The Mortgage Market of Delaware, LLC


- Pay stubs covering the last 30 days (including Year to Date income)

- Bank/asset statements for the last 2 months (all pages, including your name, bank name & acct #)

- W2s for the previous 2 years

- Tax returns if you're self-employed, or work for family

- Any other income, or asset documentation being used to qualify, or for down payment (savings, 401k, etc.)

- Clear picture/copy of drivers license

- Most recent copy of your mortgage statement (for refinances & investment purchases)

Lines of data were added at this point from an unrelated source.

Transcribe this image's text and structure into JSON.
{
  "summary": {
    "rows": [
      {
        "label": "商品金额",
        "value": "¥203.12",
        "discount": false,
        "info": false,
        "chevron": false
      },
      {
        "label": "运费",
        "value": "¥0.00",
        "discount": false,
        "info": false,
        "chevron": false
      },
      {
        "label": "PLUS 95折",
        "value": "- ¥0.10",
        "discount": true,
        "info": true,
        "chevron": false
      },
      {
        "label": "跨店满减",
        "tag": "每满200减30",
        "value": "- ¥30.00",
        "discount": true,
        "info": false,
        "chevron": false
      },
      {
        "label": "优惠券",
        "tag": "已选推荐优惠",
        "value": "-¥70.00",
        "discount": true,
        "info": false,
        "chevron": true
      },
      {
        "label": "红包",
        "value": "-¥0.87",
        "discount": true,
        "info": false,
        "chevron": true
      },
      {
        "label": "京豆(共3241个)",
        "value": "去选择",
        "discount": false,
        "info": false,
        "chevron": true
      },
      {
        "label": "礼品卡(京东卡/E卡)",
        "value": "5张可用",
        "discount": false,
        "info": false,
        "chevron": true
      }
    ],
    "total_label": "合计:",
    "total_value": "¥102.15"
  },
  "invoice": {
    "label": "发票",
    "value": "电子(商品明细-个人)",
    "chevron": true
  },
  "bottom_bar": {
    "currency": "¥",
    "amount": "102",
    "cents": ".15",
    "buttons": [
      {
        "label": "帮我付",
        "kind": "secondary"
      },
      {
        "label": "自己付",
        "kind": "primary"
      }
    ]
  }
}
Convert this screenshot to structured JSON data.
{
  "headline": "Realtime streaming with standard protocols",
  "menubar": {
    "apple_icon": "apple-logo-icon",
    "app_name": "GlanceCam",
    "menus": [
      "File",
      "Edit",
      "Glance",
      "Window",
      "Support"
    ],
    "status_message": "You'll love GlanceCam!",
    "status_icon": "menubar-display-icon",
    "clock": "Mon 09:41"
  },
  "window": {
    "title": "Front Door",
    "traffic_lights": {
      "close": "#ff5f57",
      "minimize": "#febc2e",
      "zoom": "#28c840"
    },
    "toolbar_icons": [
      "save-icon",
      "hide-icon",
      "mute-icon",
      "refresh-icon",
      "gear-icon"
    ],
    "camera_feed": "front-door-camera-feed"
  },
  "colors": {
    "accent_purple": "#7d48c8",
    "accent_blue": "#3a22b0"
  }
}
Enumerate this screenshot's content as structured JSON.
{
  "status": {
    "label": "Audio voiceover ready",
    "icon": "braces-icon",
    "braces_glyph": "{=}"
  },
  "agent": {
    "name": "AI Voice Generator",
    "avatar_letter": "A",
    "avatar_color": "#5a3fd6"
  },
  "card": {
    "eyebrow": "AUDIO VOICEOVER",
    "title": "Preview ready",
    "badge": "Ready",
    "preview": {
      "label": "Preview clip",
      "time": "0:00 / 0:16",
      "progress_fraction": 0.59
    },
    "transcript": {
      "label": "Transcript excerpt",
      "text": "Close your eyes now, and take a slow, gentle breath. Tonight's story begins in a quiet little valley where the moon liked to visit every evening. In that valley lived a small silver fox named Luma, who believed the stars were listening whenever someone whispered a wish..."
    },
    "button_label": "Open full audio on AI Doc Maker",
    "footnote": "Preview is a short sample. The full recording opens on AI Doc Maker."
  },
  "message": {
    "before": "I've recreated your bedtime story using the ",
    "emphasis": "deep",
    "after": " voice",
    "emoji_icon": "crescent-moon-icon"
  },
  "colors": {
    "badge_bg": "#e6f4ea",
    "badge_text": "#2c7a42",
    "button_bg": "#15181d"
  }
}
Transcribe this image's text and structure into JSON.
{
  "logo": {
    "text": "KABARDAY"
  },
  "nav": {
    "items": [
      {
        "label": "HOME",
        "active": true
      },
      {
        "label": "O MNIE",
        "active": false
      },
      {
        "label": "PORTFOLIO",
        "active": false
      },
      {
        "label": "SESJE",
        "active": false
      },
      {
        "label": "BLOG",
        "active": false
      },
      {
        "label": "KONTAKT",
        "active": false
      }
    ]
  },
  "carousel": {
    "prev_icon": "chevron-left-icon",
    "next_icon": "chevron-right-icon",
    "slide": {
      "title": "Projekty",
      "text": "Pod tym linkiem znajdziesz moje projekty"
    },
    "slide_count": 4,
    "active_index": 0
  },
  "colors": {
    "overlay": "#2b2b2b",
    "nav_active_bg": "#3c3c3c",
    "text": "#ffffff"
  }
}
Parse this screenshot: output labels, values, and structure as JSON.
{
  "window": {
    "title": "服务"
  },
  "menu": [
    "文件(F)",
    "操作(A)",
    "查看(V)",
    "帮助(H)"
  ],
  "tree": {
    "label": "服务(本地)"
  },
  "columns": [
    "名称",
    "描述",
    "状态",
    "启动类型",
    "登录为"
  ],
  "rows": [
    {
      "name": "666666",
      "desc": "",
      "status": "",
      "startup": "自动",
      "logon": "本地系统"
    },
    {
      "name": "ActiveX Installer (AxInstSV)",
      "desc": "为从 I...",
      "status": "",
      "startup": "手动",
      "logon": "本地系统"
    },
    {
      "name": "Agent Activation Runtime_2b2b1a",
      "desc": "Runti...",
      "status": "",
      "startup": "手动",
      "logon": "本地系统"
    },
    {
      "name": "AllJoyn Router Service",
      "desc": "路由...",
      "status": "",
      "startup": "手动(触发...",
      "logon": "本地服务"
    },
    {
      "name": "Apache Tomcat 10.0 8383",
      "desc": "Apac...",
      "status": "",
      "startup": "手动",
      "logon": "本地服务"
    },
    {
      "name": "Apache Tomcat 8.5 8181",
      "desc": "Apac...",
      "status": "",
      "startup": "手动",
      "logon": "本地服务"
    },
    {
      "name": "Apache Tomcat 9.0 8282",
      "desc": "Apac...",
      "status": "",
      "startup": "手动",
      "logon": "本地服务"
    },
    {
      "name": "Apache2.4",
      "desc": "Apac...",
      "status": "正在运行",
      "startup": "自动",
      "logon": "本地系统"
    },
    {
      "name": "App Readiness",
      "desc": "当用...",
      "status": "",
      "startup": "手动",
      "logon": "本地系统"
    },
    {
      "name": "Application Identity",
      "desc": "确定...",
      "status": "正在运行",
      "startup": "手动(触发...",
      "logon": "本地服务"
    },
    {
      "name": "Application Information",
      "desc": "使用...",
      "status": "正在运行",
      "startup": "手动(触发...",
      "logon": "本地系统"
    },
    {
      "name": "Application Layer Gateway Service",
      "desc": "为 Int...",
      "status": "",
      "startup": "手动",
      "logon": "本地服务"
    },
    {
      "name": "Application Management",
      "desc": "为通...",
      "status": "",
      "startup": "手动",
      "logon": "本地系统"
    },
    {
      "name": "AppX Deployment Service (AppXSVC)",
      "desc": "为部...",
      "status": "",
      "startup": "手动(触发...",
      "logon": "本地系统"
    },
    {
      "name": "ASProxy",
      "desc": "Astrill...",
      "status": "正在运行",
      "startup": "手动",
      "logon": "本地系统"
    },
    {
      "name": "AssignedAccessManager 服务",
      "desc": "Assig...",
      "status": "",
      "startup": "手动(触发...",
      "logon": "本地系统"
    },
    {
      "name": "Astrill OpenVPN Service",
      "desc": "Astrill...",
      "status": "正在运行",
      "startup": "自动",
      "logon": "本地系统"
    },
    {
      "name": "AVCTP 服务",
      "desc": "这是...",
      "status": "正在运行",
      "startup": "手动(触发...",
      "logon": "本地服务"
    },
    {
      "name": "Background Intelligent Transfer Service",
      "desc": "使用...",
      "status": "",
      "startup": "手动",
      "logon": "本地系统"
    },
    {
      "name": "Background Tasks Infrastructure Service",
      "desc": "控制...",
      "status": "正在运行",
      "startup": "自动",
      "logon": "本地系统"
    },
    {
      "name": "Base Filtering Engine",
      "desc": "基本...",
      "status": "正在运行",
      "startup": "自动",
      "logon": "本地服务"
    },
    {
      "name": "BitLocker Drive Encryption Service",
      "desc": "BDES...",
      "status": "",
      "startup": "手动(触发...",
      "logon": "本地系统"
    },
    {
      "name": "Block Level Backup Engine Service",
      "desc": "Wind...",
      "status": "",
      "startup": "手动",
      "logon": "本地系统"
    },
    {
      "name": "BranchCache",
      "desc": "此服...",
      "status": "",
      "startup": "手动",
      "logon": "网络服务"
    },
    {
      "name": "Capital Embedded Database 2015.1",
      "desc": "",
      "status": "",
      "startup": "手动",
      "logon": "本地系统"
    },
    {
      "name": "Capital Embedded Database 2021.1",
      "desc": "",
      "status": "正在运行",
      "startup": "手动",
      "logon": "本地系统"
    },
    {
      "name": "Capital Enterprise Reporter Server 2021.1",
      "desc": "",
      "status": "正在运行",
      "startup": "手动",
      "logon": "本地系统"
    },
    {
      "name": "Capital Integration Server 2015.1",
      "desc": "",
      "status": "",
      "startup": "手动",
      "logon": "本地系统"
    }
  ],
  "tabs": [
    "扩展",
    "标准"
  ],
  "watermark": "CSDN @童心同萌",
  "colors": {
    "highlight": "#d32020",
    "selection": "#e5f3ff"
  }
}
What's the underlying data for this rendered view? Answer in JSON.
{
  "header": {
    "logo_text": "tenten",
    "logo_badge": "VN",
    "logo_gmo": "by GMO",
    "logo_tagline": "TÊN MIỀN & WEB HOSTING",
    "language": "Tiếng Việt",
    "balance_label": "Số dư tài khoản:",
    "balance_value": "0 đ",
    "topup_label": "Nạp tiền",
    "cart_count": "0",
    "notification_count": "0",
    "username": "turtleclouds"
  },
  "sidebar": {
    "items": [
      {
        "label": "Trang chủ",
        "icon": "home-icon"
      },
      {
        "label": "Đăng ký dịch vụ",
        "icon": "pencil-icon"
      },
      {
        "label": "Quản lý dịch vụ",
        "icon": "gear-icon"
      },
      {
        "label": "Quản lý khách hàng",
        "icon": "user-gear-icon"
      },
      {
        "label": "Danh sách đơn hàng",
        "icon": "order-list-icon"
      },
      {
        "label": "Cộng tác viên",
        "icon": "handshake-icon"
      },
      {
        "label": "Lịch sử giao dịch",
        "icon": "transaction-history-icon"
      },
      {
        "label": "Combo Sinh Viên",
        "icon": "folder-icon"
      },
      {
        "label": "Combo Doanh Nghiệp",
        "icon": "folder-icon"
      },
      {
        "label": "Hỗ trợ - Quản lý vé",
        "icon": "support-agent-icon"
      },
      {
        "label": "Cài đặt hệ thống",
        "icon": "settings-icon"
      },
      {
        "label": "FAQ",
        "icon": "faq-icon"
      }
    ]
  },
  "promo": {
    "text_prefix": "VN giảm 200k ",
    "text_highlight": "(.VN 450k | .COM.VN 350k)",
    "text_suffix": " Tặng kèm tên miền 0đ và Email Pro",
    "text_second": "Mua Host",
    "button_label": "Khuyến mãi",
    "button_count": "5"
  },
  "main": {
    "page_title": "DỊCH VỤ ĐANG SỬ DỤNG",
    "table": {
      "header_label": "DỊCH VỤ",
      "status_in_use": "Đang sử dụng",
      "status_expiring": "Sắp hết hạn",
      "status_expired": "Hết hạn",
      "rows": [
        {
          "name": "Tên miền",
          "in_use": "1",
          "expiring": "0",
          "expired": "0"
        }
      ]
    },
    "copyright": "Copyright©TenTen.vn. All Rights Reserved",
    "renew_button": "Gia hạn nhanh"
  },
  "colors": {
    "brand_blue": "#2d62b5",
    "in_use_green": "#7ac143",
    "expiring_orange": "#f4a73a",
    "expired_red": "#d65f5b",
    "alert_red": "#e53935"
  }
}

Understanding the underwriting process – There are many steps along the way during the mortgage process. The lender’s underwriters, who are compiling and analyzing your file, will often request more documents from you throughout the process. Many times, documents you submit may create the need for more information.  For example, any large deposits in your bank account will need to be explained and thoroughly documented.  These requests don’t mean that the lender is questioning your credit worthiness; they simply have to put together a complete file.

No new debt, late payments, or collections – Avoid any late payments, and especially don’t let any accounts go into collection during the mortgage process.  Also, do not incur any new debt.  This can risk pushing your debt to income ratio beyond acceptable levels.  Please don’t go out and buy a car or furniture for your new home until after settlement. If you’re getting a refinance, continue making your mortgage payments.
No change in employment/income – Any change in your income could negatively impact your debt-to-income ratio. 

Be prompt with requested documents – As mentioned before, you will need to supply and complete various documents throughout the underwriting process.  Please do so as quickly as possible, as any delays could hold up other parts of the process.

Send complete documents – When sending a document such as a bank statement, it must contain your name, and account number as well as all pages, even the seemingly irrelevant ones.  If there are 5 pages, we’ll need all five pages.

Prepare your accounts - If you plan to move large amounts of money around in your accounts to put together your down payment, try to do so before the application process starts. Any large deposits will need to be documented, and explained to ensure that no new debt has been incurred, and that assets are from approved sources. If these transactions take place during the underwriting process, expect the lender to ask for this supporting documentation. If your family or friends are gifting you money to use toward purchasing your home, their bank statements will need to be submitted as well to document the source if the deposits happen during the process.

Pre-approval vs. conditional approval vs. final approval – They may sound similar, but they aren’t.  A pre-approval is based on the initial documents such as your pay stubs, W2s, credit report, and bank statements that you supply to us.  The pre-approval is what you will need in order to place an offer on a home.  The conditional approval comes from the lender after they have reviewed your application and the file we submit to them, including the sales contract.  They will ask for additional documents from you at this point, and third party vendors such as the attorney and appraiser will begin their work. The final approval comes in after all conditions have been satisfied, and the lender is prepared to finalize your mortgage and provide the funds for closing.

Competing offers – You may receive competing offers from other lending institutions early on in the process.  Often, your bank, or the realtor/builder’s preferred lender will make you an offer. While it’s good to get a second opinion, please know that as a brokerage, we have the flexibility to meet or beat any competitors. 
Rates change every day – We constantly track interest rates because markets change throughout the day.  Decide on a target rate, and we’ll do everything we can to lock it in.  Rates can be locked any time after the file is initially accepted by the lender.
Be flexible with the closing date – It is nearly impossible to pinpoint a closing date more than a week beforehand.  The closing date on your sales contract is a suggested target date, not a deadline.  It is common for closings to take place a few days after the date on the contract.

Closing costs vs. Funds to Close - Closing costs are the various fees and charges incurred as part of your mortgage.  These include attorneys fees, title work, transfer taxes, recording fees, reserves for taxes and insurance, etc., and are part of the Funds Needed to Close, which also includes your down payment, upfront mortgage insurance, and pre-paids.

Rate lock extensions – Sometimes the process can take longer than expected, and rates locked early in the process could be at risk of expiring.  In order to keep your rate, it will be necessary to pay rate lock extension fees, which are applied at closing by the lender.
Costs outside of closing – Aside from the earnest money deposit on purchases (typically $500-$1000), be aware that you will also need to pay for services such as the appraisal (typically $495) early in the process.  Inspections (typically $500) are not always required, but are recommended. Surveys (typically $400) are sometimes required by attorneys as well, and some neighborhoods require residents to pay dues to their Homeowners Association.  If you incur any costs outside of closing, please let us know!
Backing out/charges incurred – If you are approved, but decide to cancel your application, you may be liable for certain third party charges if services have been provided.